Conclusions This fact sheet is not meant to provide a definitive answer on the magnitude or frequency of future floods. Instead, it is meant to provide some insight into how recent large discharge events fit into the bigger picture of variations in hydrology in the Mohawk watershed over time. Additionally, it is meant to provide some context for understanding why future flooding remains difficult to predict even if there are robust global scale changes in climate. In short, high flows on the Mohawk and its tributaries result from a number of different processes which can in some cases vary by location within the Mohawk watershed. Because of the diversity of these processes, the possible interactions between these processes, and the complexity of atmospheric controls on these processes, there remains a large deal of uncertainty in how flood frequency may change in the future in the Mohawk River watershed.

References:

Degaetano, A.T. 2009. Time-Dependent Changes in Extreme-Precipitation Return-Period Amounts in the Continental . Journal of Applied Meteorology and Climatology, 48, 2086-2099.

Frances, J.A. and S.J. Vavrus. 2012. Evidence linking Arctic amplification to extreme weather in mid-latitudes. Geophysical Research Letters, 39: L06801.

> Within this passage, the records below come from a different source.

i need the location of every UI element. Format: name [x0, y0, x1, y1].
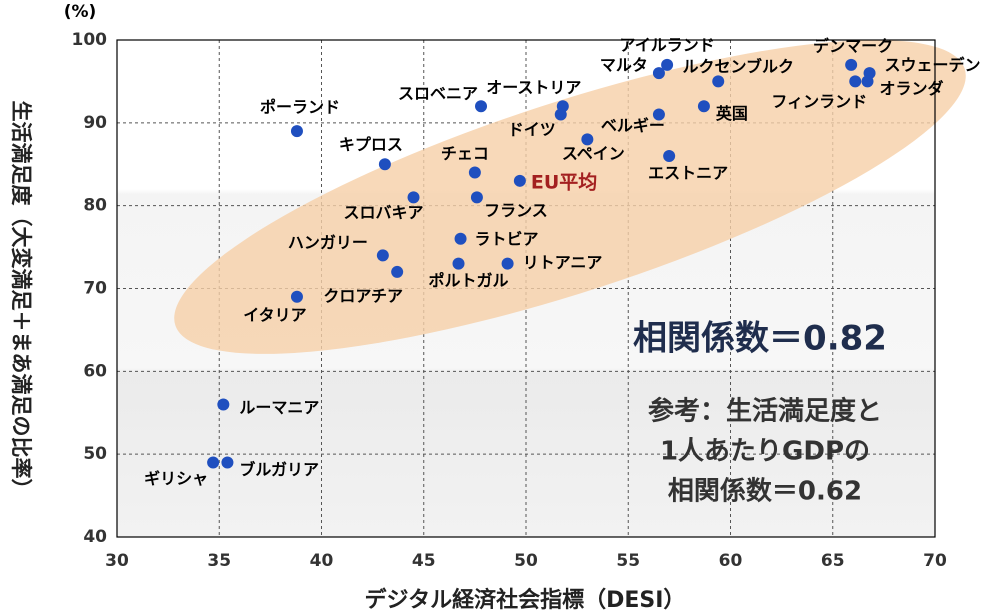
x-tick-label: 45 — [412, 551, 436, 571]
point — [697, 100, 710, 113]
point — [652, 108, 665, 121]
point — [513, 174, 526, 187]
x-tick-label: 65 — [821, 551, 845, 571]
point-label: オランダ — [880, 79, 944, 98]
point-label: フィンランド — [771, 92, 867, 111]
point-label: スロバキア — [344, 203, 424, 222]
point-label: スロベニア — [398, 84, 478, 103]
point — [454, 232, 467, 245]
point — [845, 58, 858, 71]
x-tick-label: 55 — [616, 551, 640, 571]
annotation: 参考：生活満足度と — [648, 396, 882, 427]
point — [712, 75, 725, 88]
y-tick-label: 60 — [83, 361, 107, 381]
point — [452, 257, 465, 270]
y-tick-label: 100 — [72, 30, 108, 50]
point — [861, 75, 874, 88]
y-tick-label: 70 — [83, 279, 107, 299]
y-tick-label: 40 — [83, 527, 107, 547]
point — [290, 125, 303, 138]
x-axis-label: デジタル経済社会指標（DESI） — [365, 587, 686, 613]
point-label: ルーマニア — [239, 398, 319, 417]
point — [849, 75, 862, 88]
point — [661, 58, 674, 71]
point — [376, 249, 389, 262]
point-label: クロアチア — [323, 286, 403, 305]
point-label: エストニア — [648, 163, 728, 182]
x-tick-label: 30 — [105, 551, 129, 571]
point-label: ベルギー — [601, 116, 665, 135]
y-tick-label: 80 — [83, 196, 107, 216]
x-tick-label: 70 — [923, 551, 947, 571]
point-label: ブルガリア — [239, 460, 319, 479]
trend-ellipse — [174, 40, 966, 354]
point-label: オーストリア — [486, 78, 581, 97]
point — [470, 191, 483, 204]
point — [207, 456, 220, 469]
y-unit: (%) — [64, 2, 97, 22]
point-label: ルクセンブルク — [682, 57, 794, 76]
y-axis-label: 生活満足度（大変満足＋まあ満足の比率） — [9, 101, 33, 500]
plot-border — [116, 39, 936, 538]
x-tick-label: 50 — [514, 551, 538, 571]
y-tick-label: 50 — [83, 444, 107, 464]
annotation: 相関係数＝0.82 — [633, 319, 887, 359]
point-label: 英国 — [715, 104, 748, 123]
point-label: ハンガリー — [288, 233, 368, 252]
point — [554, 108, 567, 121]
point-label: ポルトガル — [429, 271, 509, 290]
point-label: チェコ — [441, 144, 489, 163]
annotation: 相関係数＝0.62 — [668, 477, 862, 507]
point-label: リトアニア — [523, 253, 603, 272]
point-label: イタリア — [243, 305, 306, 324]
x-tick-label: 40 — [310, 551, 334, 571]
x-tick-label: 35 — [207, 551, 231, 571]
point-label: キプロス — [339, 135, 403, 154]
point-label: ドイツ — [508, 120, 556, 139]
point-label: デンマーク — [813, 36, 893, 55]
point-label: マルタ — [600, 56, 648, 75]
point — [407, 191, 420, 204]
y-tick-label: 90 — [83, 113, 107, 133]
point — [221, 456, 234, 469]
point-label: ギリシャ — [144, 469, 208, 488]
point-label: ラトビア — [475, 229, 539, 248]
point — [501, 257, 514, 270]
point-label: アイルランド — [620, 35, 715, 54]
point-label: フランス — [484, 201, 548, 220]
point — [217, 398, 230, 411]
point — [475, 100, 488, 113]
point-label: ポーランド — [260, 98, 340, 117]
point-label: EU平均 — [531, 170, 597, 193]
x-tick-label: 60 — [719, 551, 743, 571]
point-label: スウェーデン — [885, 56, 981, 75]
point — [391, 265, 404, 278]
point — [652, 67, 665, 80]
point — [581, 133, 594, 146]
point — [290, 290, 303, 303]
annotation: 1人あたりGDPの — [660, 437, 870, 467]
point — [663, 149, 676, 162]
point — [378, 158, 391, 171]
point-label: スペイン — [562, 144, 625, 163]
point — [468, 166, 481, 179]
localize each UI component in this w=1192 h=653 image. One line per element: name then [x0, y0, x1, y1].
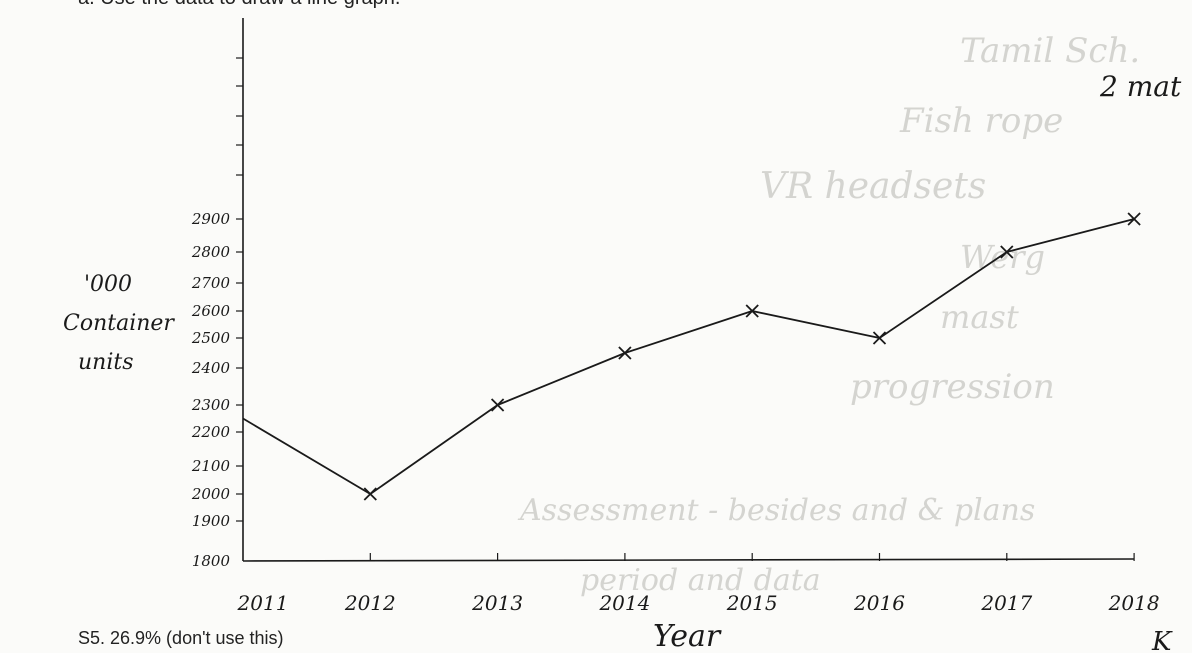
x-tick-label: 2018 [1108, 591, 1160, 615]
faint-note: Assessment - besides and & plans [517, 493, 1035, 528]
faint-note: Tamil Sch. [960, 31, 1140, 71]
y-tick-label: 2400 [191, 359, 231, 377]
y-tick-group: 1800 1900 2000 2100 2200 2300 2400 2500 2600 2700… [191, 210, 243, 570]
series-group [242, 212, 1141, 501]
data-point-marker [490, 398, 505, 412]
x-tick-label: 2015 [726, 591, 778, 615]
data-point-marker [618, 346, 632, 360]
y-tick-label: 2100 [191, 457, 231, 475]
y-tick-label: 1900 [192, 512, 231, 530]
corner-note: K [1151, 627, 1173, 653]
y-tick-label: 2300 [191, 396, 231, 414]
x-tick-label: 2013 [471, 591, 523, 615]
series-line [242, 218, 1135, 495]
y-axis-label-line: '000 [84, 272, 132, 297]
x-tick-label: 2012 [344, 591, 396, 615]
y-tick-label: 2900 [191, 210, 231, 228]
x-tick-label: 2016 [853, 591, 905, 615]
margin-note: 2 mat [1099, 70, 1182, 103]
faint-note: progression [850, 367, 1055, 407]
x-axis [242, 558, 1135, 562]
marker-stroke [745, 304, 759, 318]
y-tick-label: 2200 [191, 423, 231, 441]
data-point-marker [1000, 245, 1014, 259]
marker-stroke [490, 398, 505, 412]
marker-stroke [363, 487, 377, 501]
faint-note: mast [940, 298, 1019, 336]
y-tick-label: 2600 [191, 302, 231, 320]
faint-note: Fish rope [899, 101, 1063, 141]
y-tick-label: 2700 [191, 274, 231, 292]
x-tick-label: 2014 [598, 591, 650, 615]
data-point-marker [745, 304, 759, 318]
faint-note: VR headsets [760, 166, 986, 207]
y-axis-label-line: Container [63, 311, 175, 336]
question-header: a. Use the data to draw a line graph. [78, 0, 400, 9]
marker-stroke [1000, 245, 1014, 259]
y-axis-label-line: units [78, 350, 134, 375]
y-tick-label: 2500 [191, 329, 231, 347]
data-point-marker [363, 487, 377, 501]
x-tick-group: 2011 2012 2013 2014 2015 2016 2017 2018 [237, 553, 1160, 615]
marker-stroke [1127, 212, 1141, 226]
x-tick-label: 2011 [237, 591, 289, 615]
faint-note: period and data [580, 563, 821, 598]
y-tick-label: 2000 [191, 485, 231, 503]
x-tick-label: 2017 [980, 591, 1032, 615]
marker-stroke [872, 331, 887, 345]
x-axis-label: Year [653, 619, 722, 653]
y-axis-label: '000 Container units [63, 272, 175, 375]
y-tick-label: 1800 [192, 552, 231, 570]
marker-stroke [618, 346, 632, 360]
y-tick-label: 2800 [191, 243, 231, 261]
data-point-marker [1127, 212, 1141, 226]
data-point-marker [872, 331, 887, 345]
footer-note: S5. 26.9% (don't use this) [78, 628, 284, 648]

IPCC, 2013: Summary for Policymakers. In: Climate Change 2013: The Physical Science Basis. Contribution of Working Group I to the Fifth Assessment Report of the Intergovernmental Panel on Climate Change [Stocker, T.F., D. Qin, G.-K. Plattner, M. Tignor, S. K. Allen, J. Boschung, A. Nauels, Y. Xia, V. Bex and P.M. Midgley (eds.)]. Cambridge University Press, Cambridge, United Kingdom and New York, NY, USA.